Pois bem, Mousinho já aguardava o atendimento há 142 minutos quando a mesma voz gasguita que lhe oferecera o plano Tatu  Dourado, se fez ouvir.

 

Áspero, Mousinho retrucou:

Moça, já não quero mais falar contigo não. Quero falar com o calcento.

 

A pobre da operadora tentou corrigir.

O senhor quer falar com o call center?

 

Com este cabra mesmo. Respondeu Mousinho.

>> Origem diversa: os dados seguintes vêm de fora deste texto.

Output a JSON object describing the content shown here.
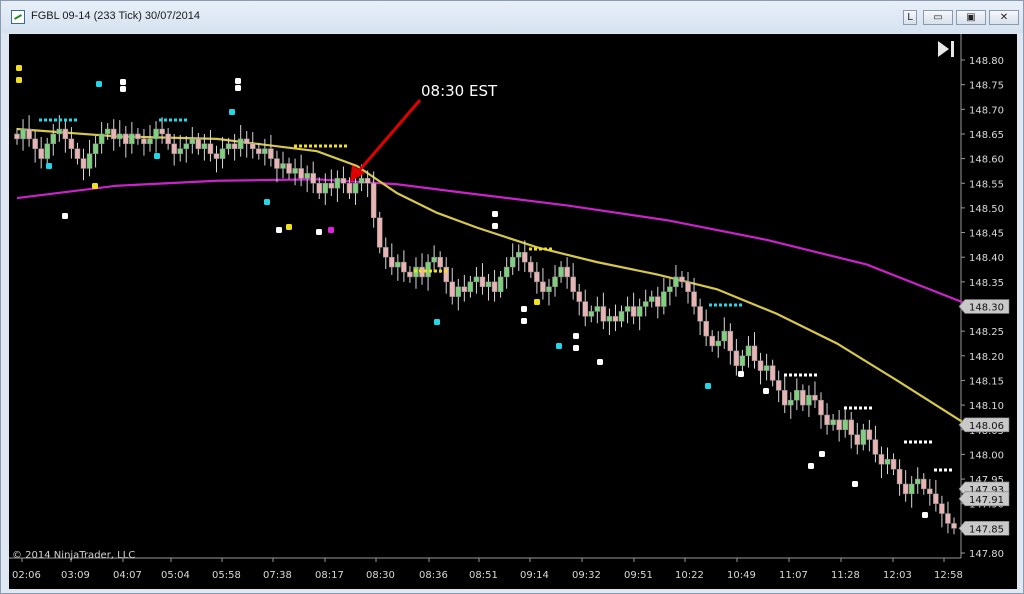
{
  "window": {
    "title": "FGBL 09-14 (233 Tick)  30/07/2014",
    "buttons": {
      "lock": "L",
      "minimize": "▭",
      "restore": "▣",
      "close": "✕"
    }
  },
  "copyright": "© 2014 NinjaTrader, LLC",
  "annotation": {
    "text": "08:30 EST",
    "color": "#e00000"
  },
  "chart_data": {
    "type": "candlestick",
    "title": "",
    "ylim": [
      147.79,
      148.83
    ],
    "y_ticks": [
      147.8,
      147.85,
      147.9,
      147.95,
      148.0,
      148.05,
      148.1,
      148.15,
      148.2,
      148.25,
      148.3,
      148.35,
      148.4,
      148.45,
      148.5,
      148.55,
      148.6,
      148.65,
      148.7,
      148.75,
      148.8
    ],
    "y_tick_labels": [
      "147.80",
      "147.85",
      "147.90",
      "147.95",
      "148.00",
      "148.05",
      "148.10",
      "148.15",
      "148.20",
      "148.25",
      "148.30",
      "148.35",
      "148.40",
      "148.45",
      "148.50",
      "148.55",
      "148.60",
      "148.65",
      "148.70",
      "148.75",
      "148.80"
    ],
    "x_tick_labels": [
      "02:06",
      "03:09",
      "04:07",
      "05:04",
      "05:58",
      "07:38",
      "08:17",
      "08:30",
      "08:36",
      "08:51",
      "09:14",
      "09:32",
      "09:51",
      "10:22",
      "10:49",
      "11:07",
      "11:28",
      "12:03",
      "12:58"
    ],
    "price_markers": [
      {
        "value": 148.3,
        "label": "148.30",
        "color": "#c9c9c9"
      },
      {
        "value": 148.06,
        "label": "148.06",
        "color": "#c9c9c9"
      },
      {
        "value": 147.93,
        "label": "147.93",
        "color": "#c9c9c9"
      },
      {
        "value": 147.91,
        "label": "147.91",
        "color": "#c9c9c9"
      },
      {
        "value": 147.85,
        "label": "147.85",
        "color": "#c9c9c9"
      }
    ],
    "colors": {
      "up": "#7fd07f",
      "down": "#e8b4b4",
      "wick": "#d8d8d8",
      "slow_ma": "#cc22cc",
      "fast_ma": "#d8c84a",
      "dots_cyan": "#22d8e8",
      "dots_yellow": "#f0e020",
      "dots_white": "#ffffff",
      "dots_magenta": "#e020e0"
    },
    "closes": [
      148.64,
      148.66,
      148.64,
      148.62,
      148.6,
      148.63,
      148.65,
      148.66,
      148.64,
      148.62,
      148.6,
      148.58,
      148.61,
      148.63,
      148.65,
      148.66,
      148.64,
      148.65,
      148.63,
      148.65,
      148.64,
      148.63,
      148.64,
      148.66,
      148.65,
      148.63,
      148.61,
      148.62,
      148.63,
      148.64,
      148.62,
      148.63,
      148.61,
      148.6,
      148.62,
      148.63,
      148.62,
      148.64,
      148.63,
      148.62,
      148.61,
      148.62,
      148.6,
      148.58,
      148.59,
      148.57,
      148.58,
      148.56,
      148.57,
      148.55,
      148.53,
      148.55,
      148.54,
      148.56,
      148.55,
      148.53,
      148.55,
      148.56,
      148.55,
      148.48,
      148.42,
      148.4,
      148.38,
      148.39,
      148.37,
      148.36,
      148.38,
      148.36,
      148.39,
      148.4,
      148.38,
      148.35,
      148.32,
      148.34,
      148.33,
      148.35,
      148.36,
      148.34,
      148.35,
      148.33,
      148.36,
      148.38,
      148.4,
      148.41,
      148.39,
      148.37,
      148.35,
      148.33,
      148.34,
      148.36,
      148.38,
      148.36,
      148.33,
      148.31,
      148.28,
      148.29,
      148.3,
      148.27,
      148.28,
      148.27,
      148.29,
      148.3,
      148.28,
      148.3,
      148.31,
      148.32,
      148.3,
      148.33,
      148.34,
      148.36,
      148.35,
      148.33,
      148.3,
      148.27,
      148.24,
      148.22,
      148.23,
      148.25,
      148.21,
      148.18,
      148.2,
      148.22,
      148.19,
      148.17,
      148.18,
      148.15,
      148.13,
      148.1,
      148.11,
      148.13,
      148.1,
      148.12,
      148.11,
      148.08,
      148.06,
      148.07,
      148.05,
      148.07,
      148.04,
      148.02,
      148.05,
      148.03,
      148.0,
      147.98,
      147.99,
      147.97,
      147.94,
      147.92,
      147.94,
      147.95,
      147.93,
      147.92,
      147.9,
      147.88,
      147.86,
      147.85
    ],
    "slow_ma": [
      [
        0,
        148.52
      ],
      [
        100,
        148.545
      ],
      [
        200,
        148.555
      ],
      [
        300,
        148.558
      ],
      [
        380,
        148.548
      ],
      [
        450,
        148.53
      ],
      [
        550,
        148.505
      ],
      [
        650,
        148.475
      ],
      [
        750,
        148.435
      ],
      [
        850,
        148.385
      ],
      [
        950,
        148.305
      ]
    ],
    "fast_ma": [
      [
        0,
        148.66
      ],
      [
        100,
        148.645
      ],
      [
        200,
        148.64
      ],
      [
        300,
        148.615
      ],
      [
        340,
        148.585
      ],
      [
        380,
        148.53
      ],
      [
        420,
        148.49
      ],
      [
        460,
        148.46
      ],
      [
        520,
        148.42
      ],
      [
        580,
        148.39
      ],
      [
        640,
        148.365
      ],
      [
        700,
        148.335
      ],
      [
        760,
        148.285
      ],
      [
        820,
        148.225
      ],
      [
        880,
        148.15
      ],
      [
        950,
        148.06
      ]
    ]
  }
}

Mas, meu senhor ,o call center não existe. O call center somos todos nós.

 

Foi a gota d’água que faltava. O irritadíssimo, Mousinho Caga Pedra, sentiu-se injuriado. Subiu nos tamancos.  Bem ao seu modo, bateu o telefone, fechou os olhos e já não atinava pra mais nada. Se fossem muitos ou nenhum calcento, seriam tratados a sua maneira.  Iriam todos pra peia. Iam entrar no cipó de boi.

 

Chamaram a polícia. Era a única solução. Como personagem bíblico, um Sansão com sua queixada de burro derrotando exércitos de fariseus ou um Jesus dos tempos modernos, descendo a porrada nos vendilhões à porta do templo, Mousinho  estava irado. Tinha arrombado dez portas, enfiado o cacete em meia dúzia de seguranças, esganado uns dez gerentes e “uns tal de CEÓ”. Pusera para fugir 493 operadores de telemarketing, quebrado tudo a sua frente. Faltava pouco para chegar ao “tal de calcento”.

 

Numa verdadeira operação de guerra, trezentos agentes da CIA, ex- paramilitares da ITT, juntamente com 32 mercenários e 93 lobbistas, novos torturadores e publicitários renomados, articulados com dez repórteres sensacionalistas e outros tantos vendidos, além de dois batalhões da policia especializada, conseguiram afinal conter Mousinho, o homem que cagava pedra.

 

Abordado por redes de TV não conseguia perceber a dimensão de seus atos. Continuava enfurecido e não dizia coisa com coisa. Colocado numa camisa de força, mal podia dizer seu nome. Pronunciava palavras indeclináveis, censuradas em respeito à lei, aos bons costumes, à sustentabilidade do planeta e dos nossos negócios, do bom nome da empresa, da qualidade de seus serviços, bem como da excelência do marketing e do telemarketing.

 

No dia seguinte, nada fora noticiado.

 

A imprensa, chamada livre, mantivera-se calada. Isenta, como de praxe, frente às pulsões e convulsões do povo raivoso, silenciara.. Fiel aos seus princípios, mantinha-se também alheia ao que se dizia em todos os cultos, nas feiras, nas praças, nos estádios de futebol, em todos os bares,  em plena Copa do i-Mundo. Mas , aqui e alhures, não havia outro assunto.

 

Em Campina Grande, violeiros, repentistas e cordelistas,  ensaiavam um novo gênero de cantoria, o martelo à caga pedra, em homenagem a um novo herói popular chamado Mousinho. No Parque do Povo, atraiam multidões. Festejavam a vitória de Mousinho Caga Pedra, o paladino dos consumidores na peleja contra a insidiosa companhia telefônica e o monstro calcento.